Hello and thank you for reaching out. It sounds like you have been a tremendous support for your wife. I'm sorry that perimenopause has intensified her mood and that it has been more difficult for you to navigate. I am very glad to hear that she is seeing a mental health professional (I'm not sure if she is seeing a therapist or psychiatrist).

If she is seeing a therapist, do you think she would be at all open to having you sit in on a session? Not a couples session per se, but a session to discuss your concerns and work together with the therapist to identify actions, techniques or processes to manage when this situation occurs.

I assumed with my last paragraph that the situation isn't physical. If she is physically acting out, then if she is only seeing a therapist, she may need additional intervention from her GYN or to see a psychiatrist. If this is the case, I would also encourage you to see an individual therapist during this time as well.

If this is not the case, then maybe even seeing a couples therapist in addition to her therapy. You can always see an individual therapist as well.

I also wonder if she has negative experiences or trauma in her history that may be unresolved. This can contribute to how the physiological changes with perimenopause are affecting her mood.

Carol_Covelli116 karma

I'm sorry to hear this is happening for you! Unfortunately, having mood shifts and irritability is common when the hormone shifts occur.

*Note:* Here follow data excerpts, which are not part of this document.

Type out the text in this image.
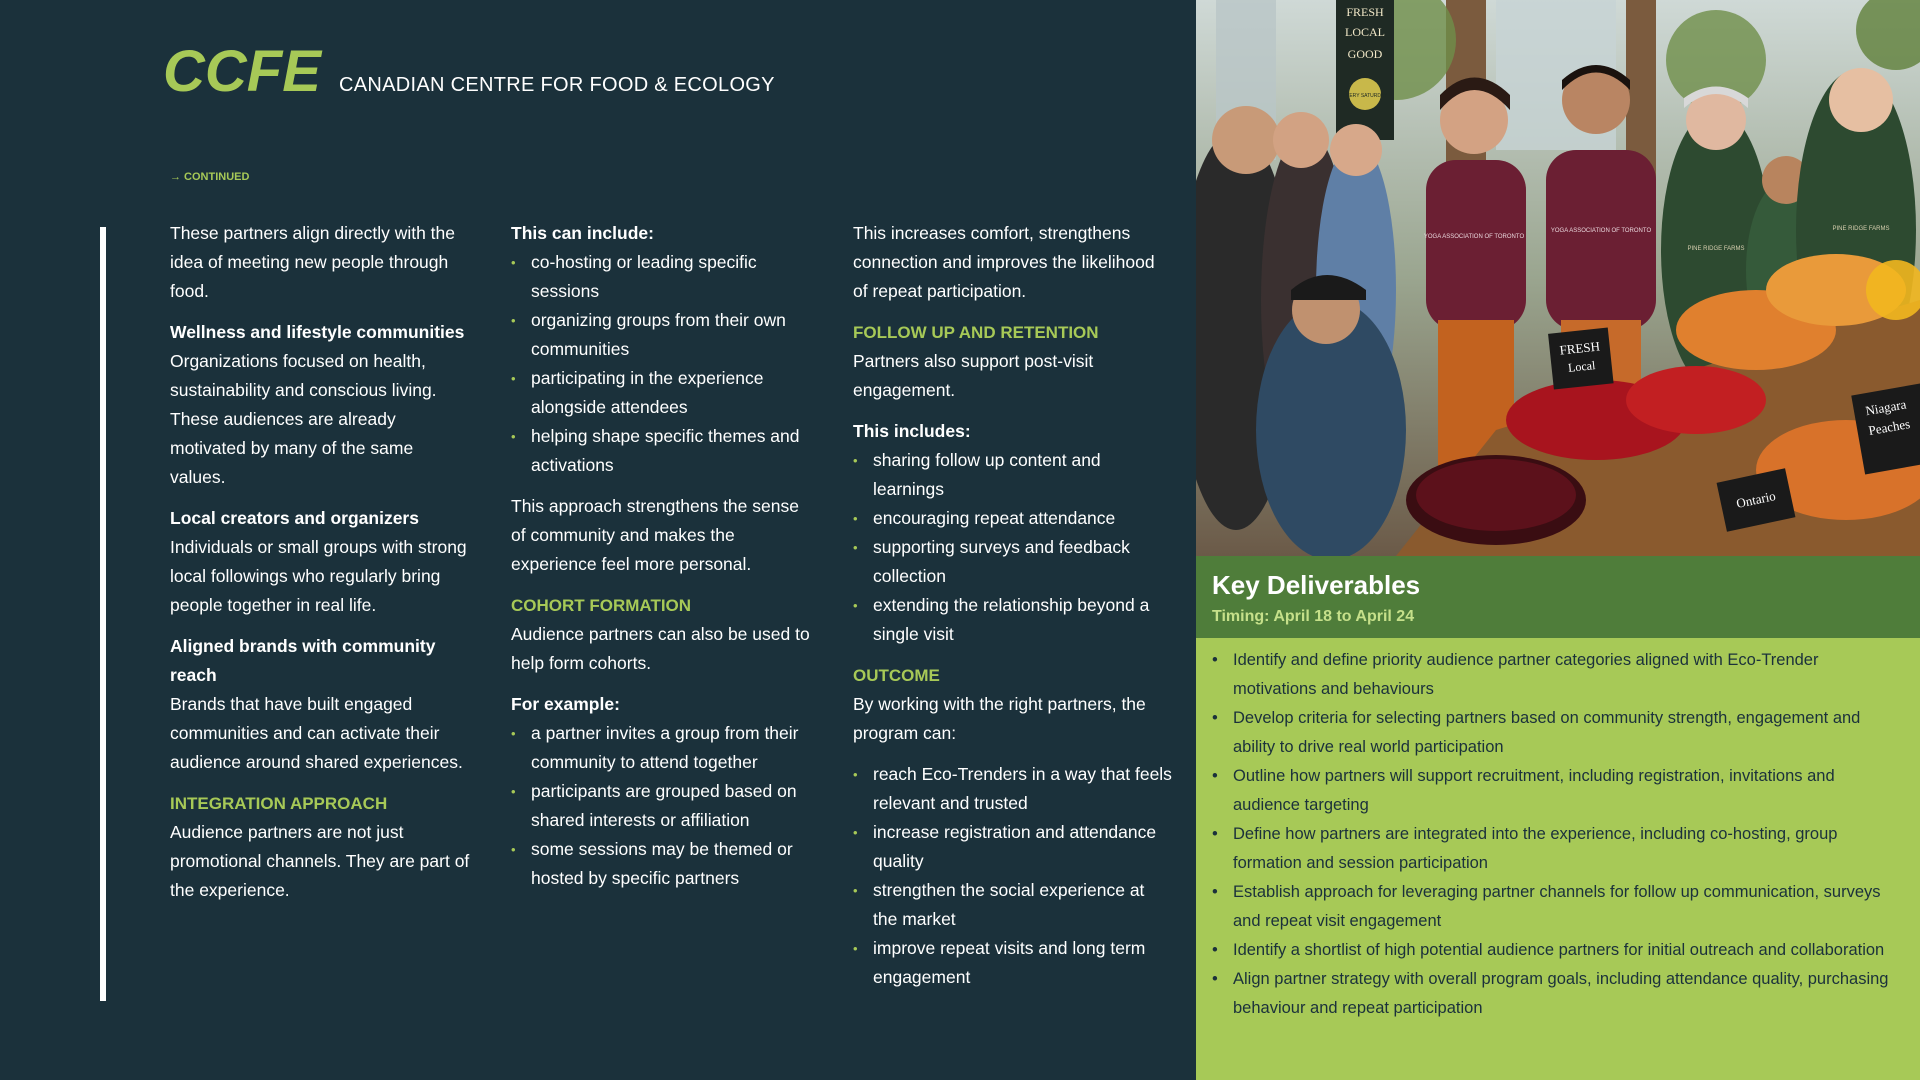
CCFE CANADIAN CENTRE FOR FOOD & ECOLOGY
→ CONTINUED

These partners align directly with the idea of meeting new people through food.

Wellness and lifestyle communities
Organizations focused on health, sustainability and conscious living. These audiences are already motivated by many of the same values.

Local creators and organizers
Individuals or small groups with strong local followings who regularly bring people together in real life.

Aligned brands with community reach
Brands that have built engaged communities and can activate their audience around shared experiences.

INTEGRATION APPROACH
Audience partners are not just promotional channels. They are part of the experience.

This can include:

• co-hosting or leading specific sessions
• organizing groups from their own communities
• participating in the experience alongside attendees
• helping shape specific themes and activations

This approach strengthens the sense of community and makes the experience feel more personal.

COHORT FORMATION
Audience partners can also be used to help form cohorts.

For example:

• a partner invites a group from their community to attend together
• participants are grouped based on shared interests or affiliation
• some sessions may be themed or hosted by specific partners

This increases comfort, strengthens connection and improves the likelihood of repeat participation.

FOLLOW UP AND RETENTION
Partners also support post-visit engagement.

This includes:

• sharing follow up content and learnings
• encouraging repeat attendance
• supporting surveys and feedback collection
• extending the relationship beyond a single visit

OUTCOME
By working with the right partners, the program can:

• reach Eco-Trenders in a way that feels relevant and trusted
• increase registration and attendance quality
• strengthen the social experience at the market
• improve repeat visits and long term engagement
FRESH
LOCAL
GOOD
EVERY SATURDAY
YOGA ASSOCIATION OF TORONTO
YOGA ASSOCIATION OF TORONTO
PINE RIDGE FARMS
PINE RIDGE FARMS
FRESH
Local
Ontario
Niagara
Peaches
Key Deliverables
Timing: April 18 to April 24
• Identify and define priority audience partner categories aligned with Eco-Trender motivations and behaviours
• Develop criteria for selecting partners based on community strength, engagement and ability to drive real world participation
• Outline how partners will support recruitment, including registration, invitations and audience targeting
• Define how partners are integrated into the experience, including co-hosting, group formation and session participation
• Establish approach for leveraging partner channels for follow up communication, surveys and repeat visit engagement
• Identify a shortlist of high potential audience partners for initial outreach and collaboration
• Align partner strategy with overall program goals, including attendance quality, purchasing behaviour and repeat participation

I'm am glad you posted here. I see coping skills on two levels. The first are coping skills to help you in the moment when the irritability is occurring. The other are skills that are more life adjustments, to help lower the chances of getting to a place of irritability.

I would want to know for sure what your lifestyle is. Are you pushing yourself alot? Do you juggle multiple responsibilities? Do you typically take time out for yourself?

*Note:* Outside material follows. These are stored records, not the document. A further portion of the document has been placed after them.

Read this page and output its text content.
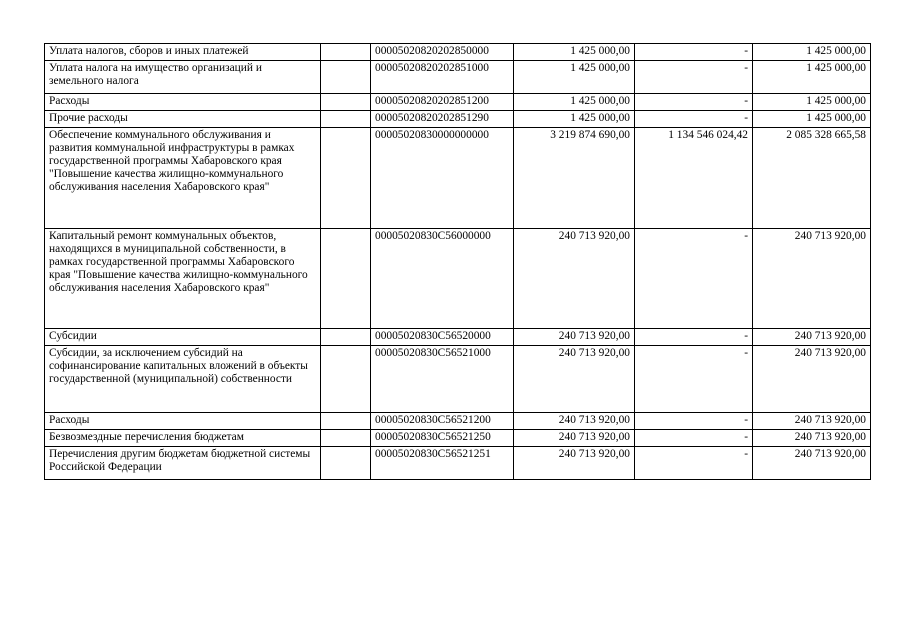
Уплата налогов, сборов и иных платежей		00005020820202850000	1 425 000,00	-	1 425 000,00
Уплата налога на имущество организаций и земельного налога		00005020820202851000	1 425 000,00	-	1 425 000,00
Расходы		00005020820202851200	1 425 000,00	-	1 425 000,00
Прочие расходы		00005020820202851290	1 425 000,00	-	1 425 000,00
Обеспечение коммунального обслуживания и развития коммунальной инфраструктуры в рамках государственной программы Хабаровского края "Повышение качества жилищно-коммунального обслуживания населения Хабаровского края"		00005020830000000000	3 219 874 690,00	1 134 546 024,42	2 085 328 665,58
Капитальный ремонт коммунальных объектов, находящихся в муниципальной собственности, в рамках государственной программы Хабаровского края "Повышение качества жилищно-коммунального обслуживания населения Хабаровского края"		00005020830С56000000	240 713 920,00	-	240 713 920,00
Субсидии		00005020830С56520000	240 713 920,00	-	240 713 920,00
Субсидии, за исключением субсидий на софинансирование капитальных вложений в объекты государственной (муниципальной) собственности		00005020830С56521000	240 713 920,00	-	240 713 920,00
Расходы		00005020830С56521200	240 713 920,00	-	240 713 920,00
Безвозмездные перечисления бюджетам		00005020830С56521250	240 713 920,00	-	240 713 920,00
Перечисления другим бюджетам бюджетной системы Российской Федерации		00005020830С56521251	240 713 920,00	-	240 713 920,00
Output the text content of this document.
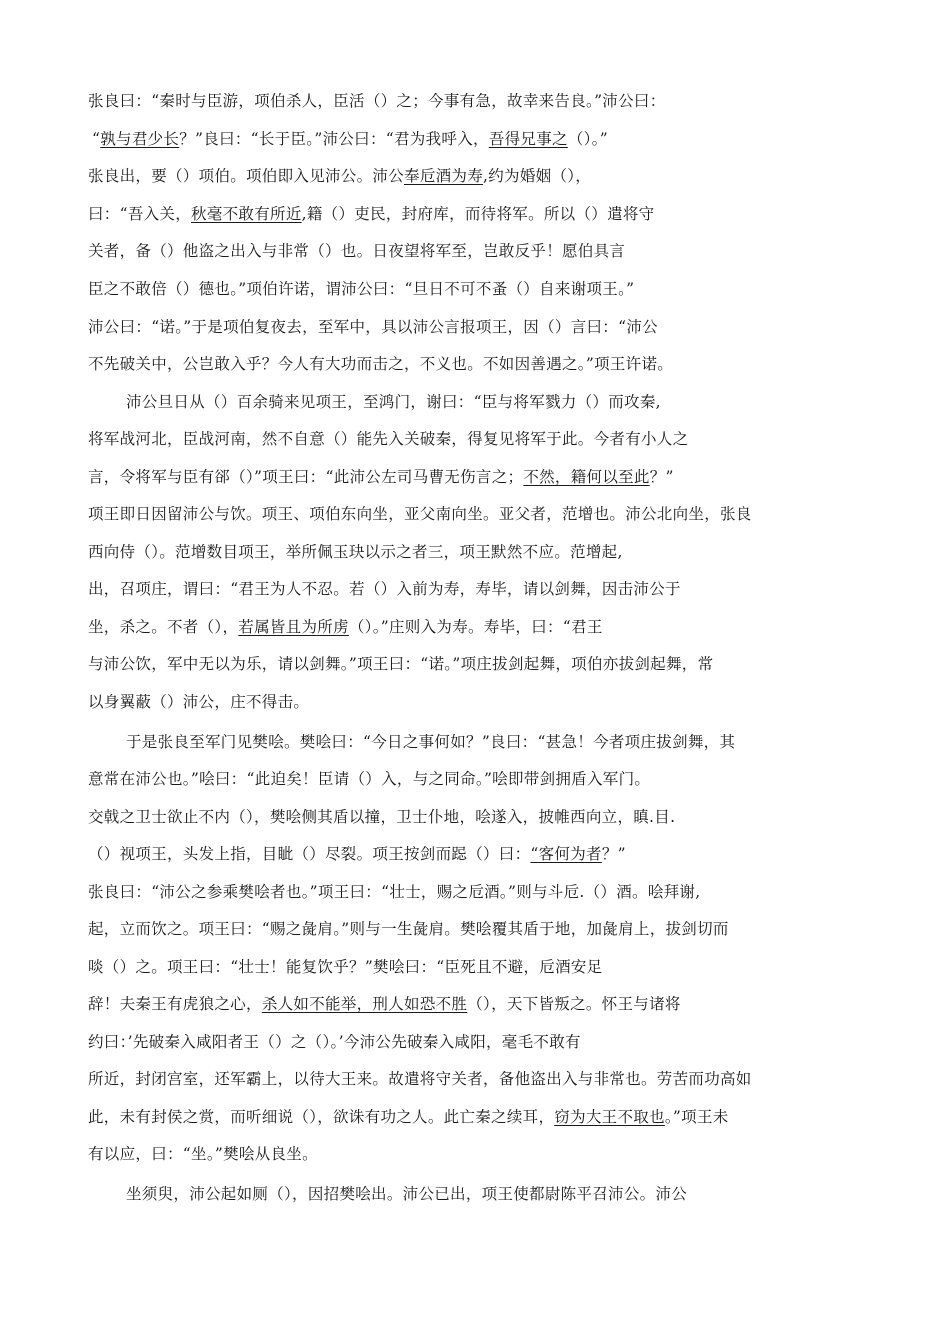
张良曰：“秦时与臣游，项伯杀人，臣活（）之；今事有急，故幸来告良。”沛公曰：
“孰与君少长？”良曰：“长于臣。”沛公曰：“君为我呼入，吾得兄事之（）。”
张良出，要（）项伯。项伯即入见沛公。沛公奉卮酒为寿,约为婚姻（），
曰：“吾入关，秋毫不敢有所近,籍（）吏民，封府库，而待将军。所以（）遣将守
关者，备（）他盗之出入与非常（）也。日夜望将军至，岂敢反乎！愿伯具言
臣之不敢倍（）德也。”项伯许诺，谓沛公曰：“旦日不可不蚤（）自来谢项王。”
沛公曰：“诺。”于是项伯复夜去，至军中，具以沛公言报项王，因（）言曰：“沛公
不先破关中，公岂敢入乎？今人有大功而击之，不义也。不如因善遇之。”项王许诺。
沛公旦日从（）百余骑来见项王，至鸿门，谢曰：“臣与将军戮力（）而攻秦,
将军战河北，臣战河南，然不自意（）能先入关破秦，得复见将军于此。今者有小人之
言，令将军与臣有郤（）”项王曰：“此沛公左司马曹无伤言之；不然，籍何以至此？”
项王即日因留沛公与饮。项王、项伯东向坐，亚父南向坐。亚父者，范增也。沛公北向坐，张良
西向侍（）。范增数目项王，举所佩玉玦以示之者三，项王默然不应。范增起,
出，召项庄，谓曰：“君王为人不忍。若（）入前为寿，寿毕，请以剑舞，因击沛公于
坐，杀之。不者（），若属皆且为所虏（）。”庄则入为寿。寿毕，曰：“君王
与沛公饮，军中无以为乐，请以剑舞。”项王曰：“诺。”项庄拔剑起舞，项伯亦拔剑起舞，常
以身翼蔽（）沛公，庄不得击。
于是张良至军门见樊哙。樊哙曰：“今日之事何如？”良曰：“甚急！今者项庄拔剑舞，其
意常在沛公也。”哙曰：“此迫矣！臣请（）入，与之同命。”哙即带剑拥盾入军门。
交戟之卫士欲止不内（），樊哙侧其盾以撞，卫士仆地，哙遂入，披帷西向立，瞋.目.
（）视项王，头发上指，目眦（）尽裂。项王按剑而跽（）曰：“客何为者？”
张良曰：“沛公之参乘樊哙者也。”项王曰：“壮士，赐之卮酒。”则与斗卮.（）酒。哙拜谢,
起，立而饮之。项王曰：“赐之彘肩。”则与一生彘肩。樊哙覆其盾于地，加彘肩上，拔剑切而
啖（）之。项王曰：“壮士！能复饮乎？”樊哙曰：“臣死且不避，卮酒安足
辞！夫秦王有虎狼之心，杀人如不能举，刑人如恐不胜（），天下皆叛之。怀王与诸将
约曰：’先破秦入咸阳者王（）之（）。’今沛公先破秦入咸阳，毫毛不敢有
所近，封闭宫室，还军霸上，以待大王来。故遣将守关者，备他盗出入与非常也。劳苦而功高如
此，未有封侯之赏，而听细说（），欲诛有功之人。此亡秦之续耳，窃为大王不取也。”项王未
有以应，曰：“坐。”樊哙从良坐。
坐须臾，沛公起如厕（），因招樊哙出。沛公已出，项王使都尉陈平召沛公。沛公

The best thing you can do in the moment of feeling those irritable feelings is to breathe. Take a long slow deep breath for 4 counts, hold for two and exhale for 4 and hold for 2. Repeat it one more time. This will help engage your parasympathetic nervous system (the calming response).

On a more lifestyle scale, taking a break, mindfulness, and meditation all can help. Taking a walk (for pleasure or fitness). It is also important to allow yourself a healthy outlet for irritability. Even journaling or just jotting down in the moment that you're feeling irritable.

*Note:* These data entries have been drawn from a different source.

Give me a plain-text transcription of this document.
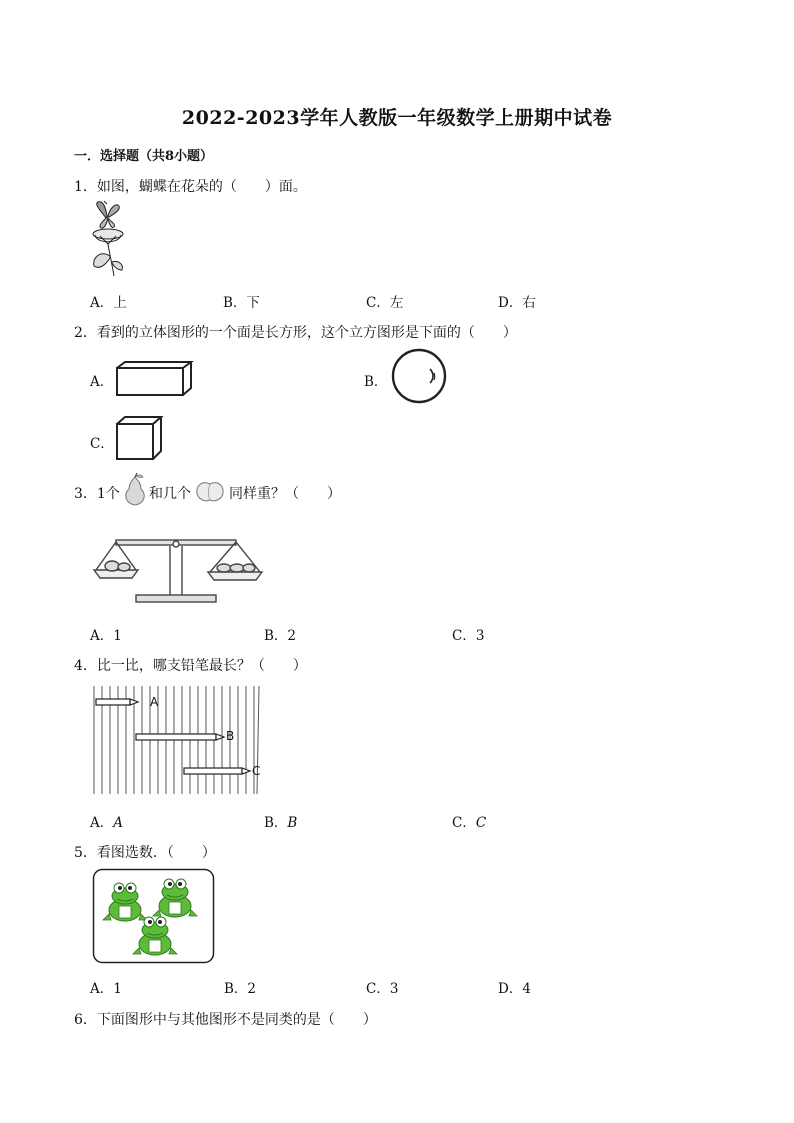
2022-2023学年人教版一年级数学上册期中试卷
一．选择题（共8小题）
1．如图，蝴蝶在花朵的（　　）面。
A．上	B．下	C．左	D．右
2．看到的立体图形的一个面是长方形，这个立方图形是下面的（　　）
A．	B．
C．
3．1个 和几个	同样重？（　　）
A．1	B．2	C．3
4．比一比，哪支铅笔最长？（　　）
A
B
C
A．A	B．B	C．C
5．看图选数．（　　）
A．1	B．2	C．3	D．4
6．下面图形中与其他图形不是同类的是（　　）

Have you tried these before?

If you feel the mood swings are too much, I would encourage you to see your doctor or therapist to help.

Carol_Covelli94 karma

Sure! Do you mean symptoms of perimenopause? Symptoms include night sweats, hot flashes, irregular periods, heavy bleeding (please see a GYN about this, it can be an indicator of a more serious issue), fatigue, decrease or loss of libido, vaginal dryness, sleep disturbance (in addition to the night sweats), irritability, mood swings, anxiety, depression. This may not be the entire list and women may experience some, but not all of these symptoms. They also can have varying degrees of symptoms as well.

Carol_Covelli57 karma

This is a great question and I love that you mentioned a few of the things you enjoy. There is truth in what your sister is saying. During perimenopause, hormones become dysregulated as they decrease with aging and as we are ending our ability to bear children.

There are options available with respect to hormone replacement therapy, bioidentical hormone replacement therapy, or even hormone-based cream to help with lubrication. When the time comes, a qualified doctor can evaluate and see if you are a candidate for any kind of hormone therapy.

Can other things dictate decrease libido? The quality of the relationship can contribute to this, too. If the hormones are decreasing and you don't have a healthy relationship or you're not happy in your relationship, your unhappiness can be intensified. Even a woman who isn't in perimenopause can be turned off if they no longer feel connected to their partner.